Older versions covered less ground. The original quadrivalent Gardasil hit four types (6, 11, 16, 18) and Cervarix covered two (16, 18). Since 2016, only Gardasil 9 has been distributed in the US, so today's shot protects against more cancer-causing types than the earlier ones. The table below shows the difference.

VaccineHPV types coveredAvailable in US now?
Cervarix (bivalent)16, 18No
Gardasil (quadrivalent)6, 11, 16, 18No (discontinued since 2016)
Gardasil 9 (9-valent)6, 11, 16, 18, 31, 33, 45, 52, 58Yes — the only one distributed

What to expect — and a common misunderstanding

The vaccine is prevention, not treatment. Gardasil 9 protects against future infection, but it won't clear an HPV infection or warts you already have. Timing matters: it works best given before any sexual exposure, which is why pediatric guidance starts it in the preteen years, when the immune response is strongest and exposure hasn't happened yet.

It's a routine shot at the doctor's office, similar in feel to other vaccines, with the usual short-lived sore arm. If you're weighing the risk-benefit conversation, here's a plain-language rundown of the hpv vaccine side effects and the long-running safety data behind it. Many parents also want to know whether they have a choice in the matter; see hpv vaccine - mandatory or not? for how school requirements actually work.

Putting it together

For a boy or young man, the prevention plan is short: get the vaccine on schedule, and use condoms knowing they only partially block HPV. There's no routine screening test waiting to catch it later. Vaccination is the part you control, the part with hard numbers behind it, and it covers cancers, throat and anal, that men actually face.

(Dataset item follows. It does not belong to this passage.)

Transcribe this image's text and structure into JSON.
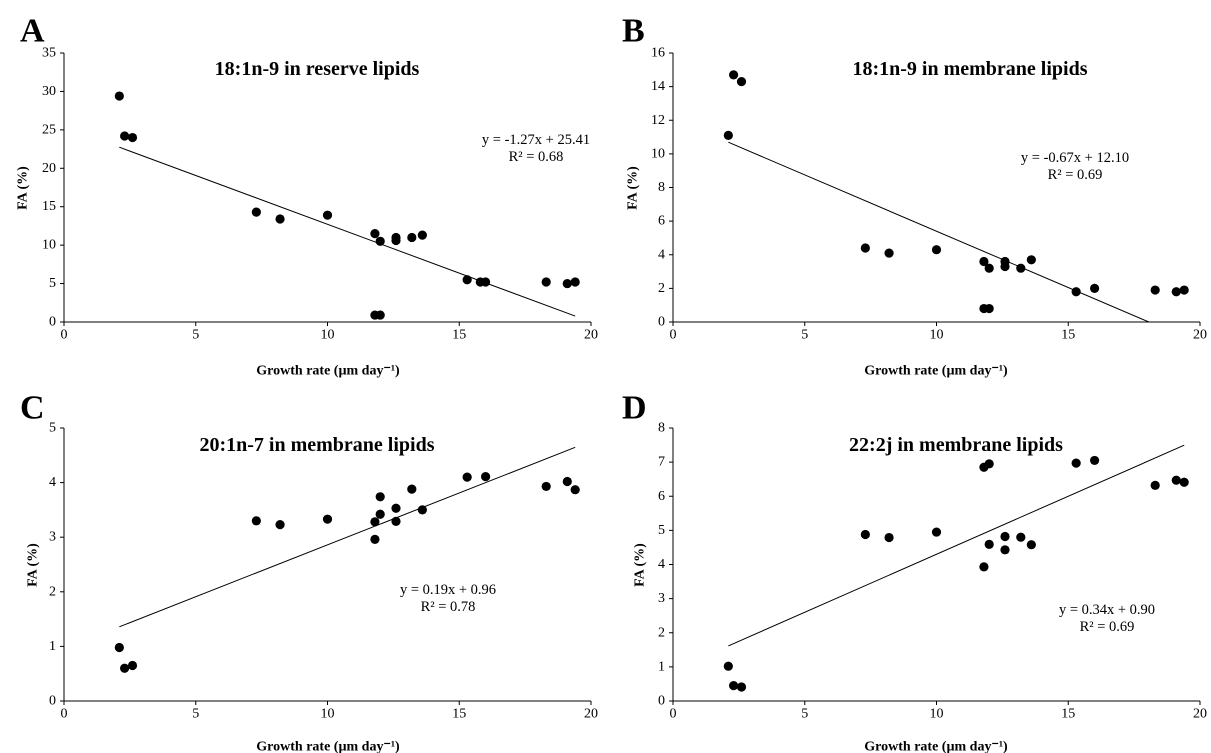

Keep the two problems separate in your head: warts (annoying, treatable, not cancer) versus high-risk infection (usually silent, usually clears, but the source of HPV cancers). The vaccine targets both.

When to see a clinician

See a clinician to start or finish the vaccine series, no symptoms needed. Also go if you notice growths or bumps in the genital, anal, or oral area, since warts are diagnosed by exam, not lab test. Anyone with HIV or other anal-cancer risk factors should ask specifically about anal screening. And if a sore throat, hoarseness, a neck lump, or trouble swallowing doesn't resolve, get it checked, since those can be early signs of throat cancer.